Lucas şehirde kaldığı sürece başka enteresan olay ve isteklerle de karşılaşmıştır. Bunlardan bir diğeri de ziyaretine gelen birisinin kendisine altın yapmayı öğretmesini istemesiydi. Lucas bu teklif karşısında ilk önce şaşırmış daha sonra gülerek neden altın yapma ilmini daha önce öğrenmediğini düşünmüştü. Lucas'ın karşılaştığı diğer bir olay da yine altınla ilgiliydi. Kayseri ziyareti süresince yanında olan bir derviş bir gün ona altın yapmasını öğreteceğini söylüyor.

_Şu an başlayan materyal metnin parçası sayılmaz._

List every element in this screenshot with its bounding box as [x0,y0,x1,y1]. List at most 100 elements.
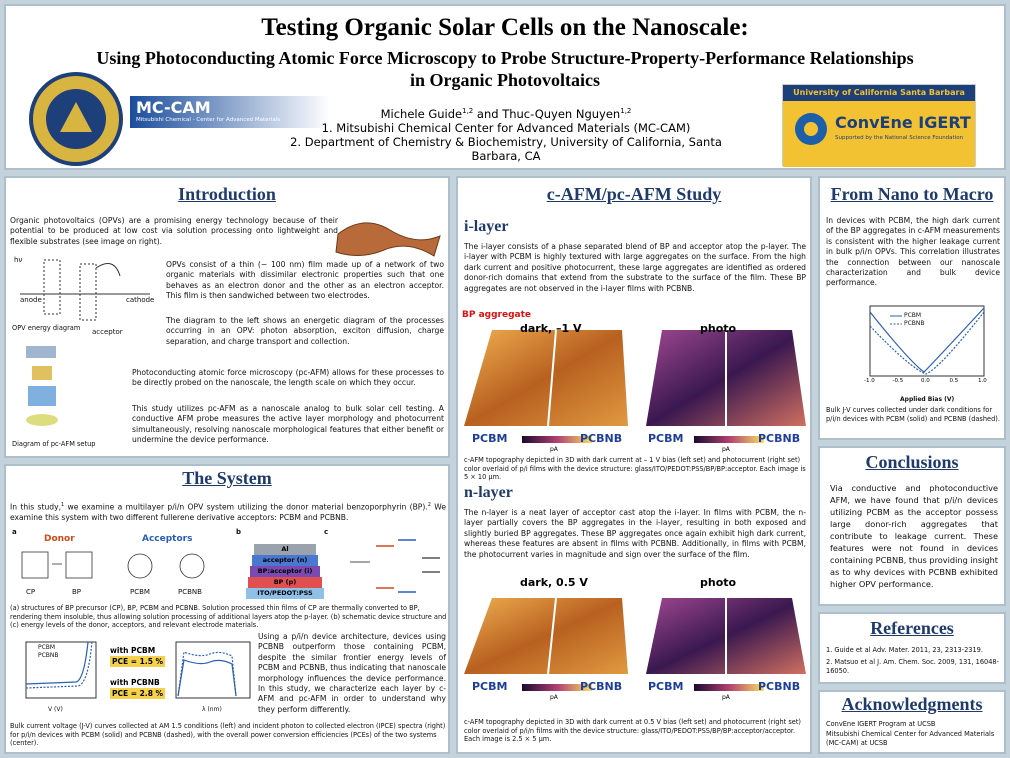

Şehir halkının çoğu terbiyeli ve nazik insanlardı
Lucas, şehirdeki yapılar ve harabeler dışında sosyal yapı ve gelenekler üzerinde Batı'yla kıyaslayıcı birtakım bilgiler de verir. Bu durumu Lucas şöyle anlatır: “Şehir halkının çoğu terbiyeli ve nazik insanlardı. Çoğu şişman olmalarına rağmen boylarının uzun olması onları bir yerde avantajlı kılarken, kadınlar ise Türkiye'deki diğer birçok kadına göre çekingendi.”
Ayrıca Lucas'ın şehrin tam ortasında olduğunu belirttiği saray Osmanlı döneminde Paşa Sarayı olarak adlandırılan yönetim binasıdır. Bu saray günümüzde kentin Cumhuriyet Meydanı olarak adlandırılan bölümünün doğusunda yer alıyordu. Şehrin pazarlarının temizliği ve güzelliğinden bahseden Lucas, halkın terbiyeli ve nazik insanlar olduğunu özellikle vurguluyor.
Seyyah şehrin yakın çevresinde de birtakım incelemeler yapmıştır. Erciyes Dağı eteklerine geldiğinde bu dağın yüksekliği ve yılın dört mevsiminde tepesinde bulunan kardan etkilenen seyyah, dağın eteklerinde bulunan antik Mazaka kentinin (eski Kayseri) harabelerinden ayrıntılı olarak bahsediyor.